The ancient city of Kashgar, in southern Xinjiang, is home to one of the largest surviving group of earthen buildings in the world. Over the past decade, a group of young newcomers have settled down and injected vitality into the 400-year-old city.
Guoguo, a former soft furnishing designer in Shanghai, is one of these "drifters." After visiting Kashgar on a sketching expedition in 2018, he fell in love with the ancient city and decided to stay.
Now he and his wife run a store selling self-designed cultural products using traditional art skills and patterns.

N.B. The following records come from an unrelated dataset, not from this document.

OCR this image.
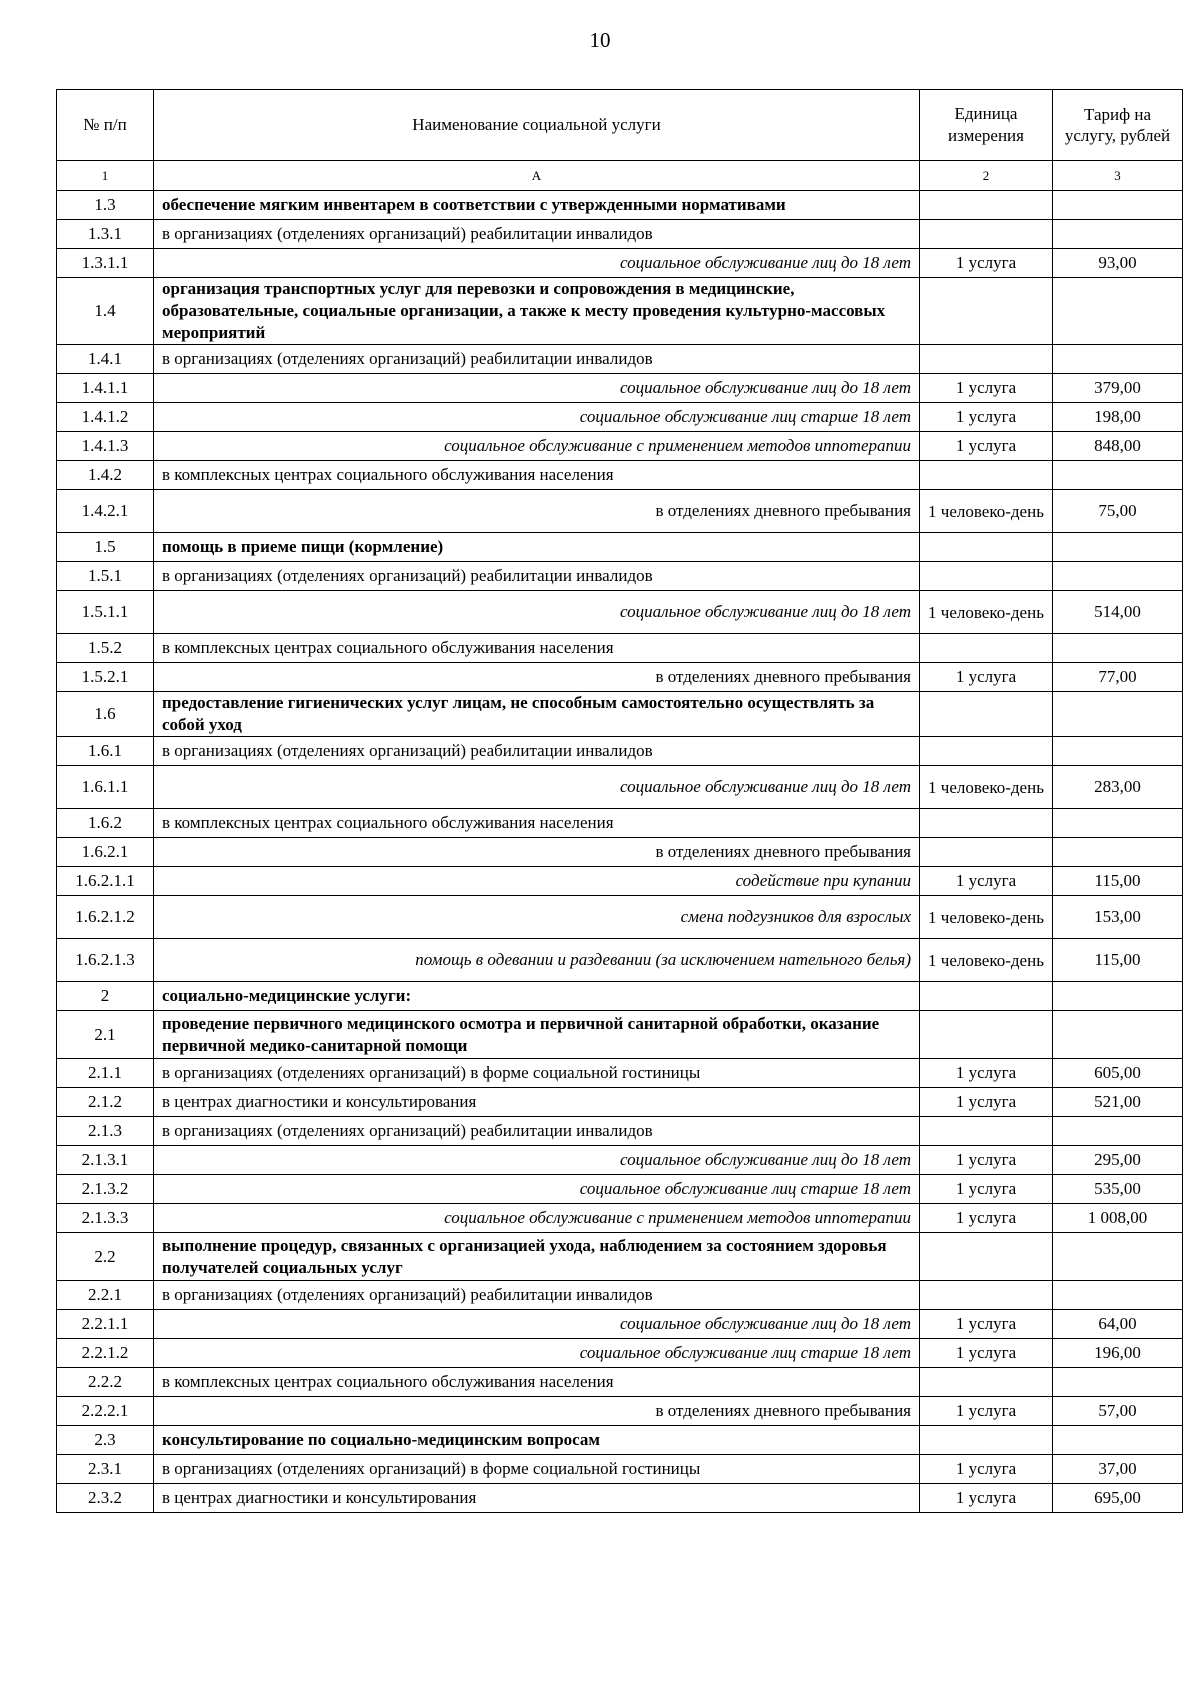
10
№ п/п	Наименование социальной услуги	Единица измерения	Тариф на услугу, рублей
1	А	2	3
1.3	обеспечение мягким инвентарем в соответствии с утвержденными нормативами		
1.3.1	в организациях (отделениях организаций) реабилитации инвалидов		
1.3.1.1	социальное обслуживание лиц до 18 лет	1 услуга	93,00
1.4	организация транспортных услуг для перевозки и сопровождения в медицинские, образовательные, социальные организации, а также к месту проведения культурно-массовых мероприятий		
1.4.1	в организациях (отделениях организаций) реабилитации инвалидов		
1.4.1.1	социальное обслуживание лиц до 18 лет	1 услуга	379,00
1.4.1.2	социальное обслуживание лиц старше 18 лет	1 услуга	198,00
1.4.1.3	социальное обслуживание с применением методов иппотерапии	1 услуга	848,00
1.4.2	в комплексных центрах социального обслуживания населения		
1.4.2.1	в отделениях дневного пребывания	1 человеко-день	75,00
1.5	помощь в приеме пищи (кормление)		
1.5.1	в организациях (отделениях организаций) реабилитации инвалидов		
1.5.1.1	социальное обслуживание лиц до 18 лет	1 человеко-день	514,00
1.5.2	в комплексных центрах социального обслуживания населения		
1.5.2.1	в отделениях дневного пребывания	1 услуга	77,00
1.6	предоставление гигиенических услуг лицам, не способным самостоятельно осуществлять за собой уход		
1.6.1	в организациях (отделениях организаций) реабилитации инвалидов		
1.6.1.1	социальное обслуживание лиц до 18 лет	1 человеко-день	283,00
1.6.2	в комплексных центрах социального обслуживания населения		
1.6.2.1	в отделениях дневного пребывания		
1.6.2.1.1	содействие при купании	1 услуга	115,00
1.6.2.1.2	смена подгузников для взрослых	1 человеко-день	153,00
1.6.2.1.3	помощь в одевании и раздевании (за исключением нательного белья)	1 человеко-день	115,00
2	социально-медицинские услуги:		
2.1	проведение первичного медицинского осмотра и первичной санитарной обработки, оказание первичной медико-санитарной помощи		
2.1.1	в организациях (отделениях организаций) в форме социальной гостиницы	1 услуга	605,00
2.1.2	в центрах диагностики и консультирования	1 услуга	521,00
2.1.3	в организациях (отделениях организаций) реабилитации инвалидов		
2.1.3.1	социальное обслуживание лиц до 18 лет	1 услуга	295,00
2.1.3.2	социальное обслуживание лиц старше 18 лет	1 услуга	535,00
2.1.3.3	социальное обслуживание с применением методов иппотерапии	1 услуга	1 008,00
2.2	выполнение процедур, связанных с организацией ухода, наблюдением за состоянием здоровья получателей социальных услуг		
2.2.1	в организациях (отделениях организаций) реабилитации инвалидов		
2.2.1.1	социальное обслуживание лиц до 18 лет	1 услуга	64,00
2.2.1.2	социальное обслуживание лиц старше 18 лет	1 услуга	196,00
2.2.2	в комплексных центрах социального обслуживания населения		
2.2.2.1	в отделениях дневного пребывания	1 услуга	57,00
2.3	консультирование по социально-медицинским вопросам		
2.3.1	в организациях (отделениях организаций) в форме социальной гостиницы	1 услуга	37,00
2.3.2	в центрах диагностики и консультирования	1 услуга	695,00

For Guoguo, the historic city that stands on the ancient Silk Road is a living museum integrating both Eastern and Western civilizations. His understanding of the ancient city is embedded in his own artworks: Uygur patterns printed on the canvas, drawings of traditional dwellings on the paper made of morus bark, postcards with images of local musicians playing the rawap and the tambourine, as well as clay figurines of middle-aged Uygur men.

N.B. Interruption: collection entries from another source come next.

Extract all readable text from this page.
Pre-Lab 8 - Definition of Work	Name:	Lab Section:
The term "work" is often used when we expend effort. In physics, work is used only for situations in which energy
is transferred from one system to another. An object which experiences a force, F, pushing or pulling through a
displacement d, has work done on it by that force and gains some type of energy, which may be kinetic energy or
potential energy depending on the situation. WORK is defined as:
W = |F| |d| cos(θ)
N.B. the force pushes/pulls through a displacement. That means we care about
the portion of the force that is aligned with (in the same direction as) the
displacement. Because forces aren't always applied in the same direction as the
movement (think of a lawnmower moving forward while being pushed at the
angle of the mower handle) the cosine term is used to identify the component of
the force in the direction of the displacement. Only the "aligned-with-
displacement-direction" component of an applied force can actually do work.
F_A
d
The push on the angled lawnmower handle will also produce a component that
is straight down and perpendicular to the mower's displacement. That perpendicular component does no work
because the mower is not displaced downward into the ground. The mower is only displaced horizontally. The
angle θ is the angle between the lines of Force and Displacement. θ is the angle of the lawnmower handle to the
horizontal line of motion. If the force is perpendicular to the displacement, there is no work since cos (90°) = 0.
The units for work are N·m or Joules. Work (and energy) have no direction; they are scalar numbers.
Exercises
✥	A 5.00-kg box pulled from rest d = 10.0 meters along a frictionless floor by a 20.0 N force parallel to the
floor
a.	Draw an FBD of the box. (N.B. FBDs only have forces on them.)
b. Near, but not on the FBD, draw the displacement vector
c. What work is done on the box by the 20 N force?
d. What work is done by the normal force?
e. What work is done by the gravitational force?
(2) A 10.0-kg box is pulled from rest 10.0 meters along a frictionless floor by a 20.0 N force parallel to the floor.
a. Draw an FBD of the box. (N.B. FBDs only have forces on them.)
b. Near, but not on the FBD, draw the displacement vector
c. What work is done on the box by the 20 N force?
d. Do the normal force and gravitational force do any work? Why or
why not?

In 2019, he and many painting enthusiasts founded the "Urban Sketchers of Kashgar," a non-governmental organization aiming to portray the changing appearance of the ancient city. Now nearly 300 participants are involved in the organization, of which more than 100 are based in Kashgar.
To Guoguo and his peers, the former look of the ancient city was beyond belief. In an area of about 8 square km, there used to be over 200,000 people crammed into the primitive dwellings, which were vulnerable to natural disasters.